Example from the epic poem
The invocation at the beginning, in one version goes thus
(The Legends of the Panjab by RC Temple, Rupa and Company, Volume two, page 606) Rag Hir Ranjha
“ Awal-akhir naam Allah da lena, duja dos Muhammad Miran
Tija naun maat pita da lena, unha da chunga dudh sariran
Chautha naun unn paani da lena, jis khaave man banhe dhiran
Panjman naun Dharti Maata da lena, jis par kadam takiman
Chhewan naun Khwaja Pir da lena, jhul pilave thande niran
Satwan naun Guru Gorakhnath de lena, pataal puje bhojan
Athwan naun lalaanwale da lena, bande bande de tabaq zanjiran
First take the name of Allah and second the Great Muhammad, the prophet (of God)
Third, take the name of father and mother, on whose milk my body thrived
Fourth, take the name of bread and water, by eating which my heart is gladdened
Fifth, take the name of Mother Earth, on whom I place my feet.
Sixth, take the name of Khwaja (Khizr, the Saint), who gives me cold water to drink
Seventh, take the name of Guru Gorakh Nath who is worshiped with a platter of milk and rice
Eighth, take the name of Lalanwala who breaks the bonds and the chains of captives.
Summary of the love story
Luddan ferries Ranjha across the Chenab
Heer is an extremely beautiful woman, born into a wealthy Jat family of the Sial tribe in Jhang, which is now Punjab,Pakistan. Ranjha (whose first name is Dheedo; Ranjha is the surname), also a Jat of the Ranjha tribe, is the youngest of four brothers and lives in the village of Takht Hazara, Pakistan by the river Chenab. Being his father’s favorite son, unlike his brothers who had to toil in the lands, he led a life of ease, playing the flute (‘Wanjhli’/’Bansuri’). After a quarrel with his brothers over land, Ranjha leaves home. In Waris Shah’s version of the epic, it is said that Ranjha left his home because his brothers’ wives refused to give him food. Eventually he arrives in Heer’s village and falls in love with her. Heer’s father offers Ranjha a job herding his cattle. Heer becomes mesmerised by the way Ranjha plays his flute and eventually falls in love with him. They meet each other secretly for many years until they are caught by Heer’s jealous uncle, Kaido, and her parents Chuchak and Malki. Heer is forced by her family and the local priest or ‘Maulvi’ to marry another man named Saida Khera.
Ranjha is heartbroken. He wanders the countryside alone, until eventually he meets a ‘jogi’ (ascetic). After meeting Gorakhnath, the founder of the “Kanphata” (pierced ear) sect of jogis at Tilla Jogian (the ‘Hill of Ascetics’, located 50 miles north of the historic town of Bhera, Sargodha District, Punjab), Ranjha becomes a jogi himself, piercing his ears and renouncing the material world. Reciting the name of the Lord (Rabb) he wanders all over Punjab, eventually finding the village where Heer now lives.

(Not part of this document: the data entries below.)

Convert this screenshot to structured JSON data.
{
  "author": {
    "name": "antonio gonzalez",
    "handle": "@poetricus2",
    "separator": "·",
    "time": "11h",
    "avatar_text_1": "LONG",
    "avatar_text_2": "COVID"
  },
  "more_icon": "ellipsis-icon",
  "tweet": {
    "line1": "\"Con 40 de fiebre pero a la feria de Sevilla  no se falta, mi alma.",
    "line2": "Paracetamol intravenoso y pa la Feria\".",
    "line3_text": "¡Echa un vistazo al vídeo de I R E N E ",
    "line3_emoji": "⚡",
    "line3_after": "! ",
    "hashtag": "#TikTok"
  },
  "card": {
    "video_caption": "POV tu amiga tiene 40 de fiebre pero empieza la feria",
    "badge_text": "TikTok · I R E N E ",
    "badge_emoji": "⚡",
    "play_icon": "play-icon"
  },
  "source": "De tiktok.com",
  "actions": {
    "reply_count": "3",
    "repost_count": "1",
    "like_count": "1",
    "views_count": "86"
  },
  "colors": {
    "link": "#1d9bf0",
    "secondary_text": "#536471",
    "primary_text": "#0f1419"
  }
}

The two return to Heer’s village, where Heer’s parents agree to their marriage. However, on the wedding day, Kaido poisons her food so that the wedding will not take place. Hearing this news, Ranjha rushes to aid Heer, but is too late, as she has already eaten the poison and has died. Brokenhearted once again, Ranjha eats the remaining poisoned Laddu (sweet) which Heer has eaten and dies by her side.
Heer and Ranjha are buried in Heer’s hometown, Jhang. Love-smitten couples and others often pay visits to their mausoleum.
Waris Shah’s version
It is believed that the poem of Heer and Ranjha had a happy ending but Waris Shah gave it the sad ending described above, thereby giving it the legendary status it now enjoys. It is argued by Waris Shah in the beginning of his version that the story of Heer and Ranjha has a deeper connotation – the relentless quest of man (humans) for God.
Waris Shah wrote his poetry inspired by the folklore of Heer Ranjha love story among the people of Punjab approximately 200 years after the actual events took place near the town Jhang, Punjab during the Lodhi kings’ ruling period- 1451 A.D. thru 1526 A.D.- obviously before the Mughals came to India. Some historians say that Waris Shah wrote his poetry about Heer Ranjha’s love in 1766 A.D. It is also said by some historians that intensity of feelings and depth to his lyrics was inspired by his own love for a woman named Bhaag Bhari at the time. Waris Shah himself was born in 1722 A.D. and died in 1798 A.D.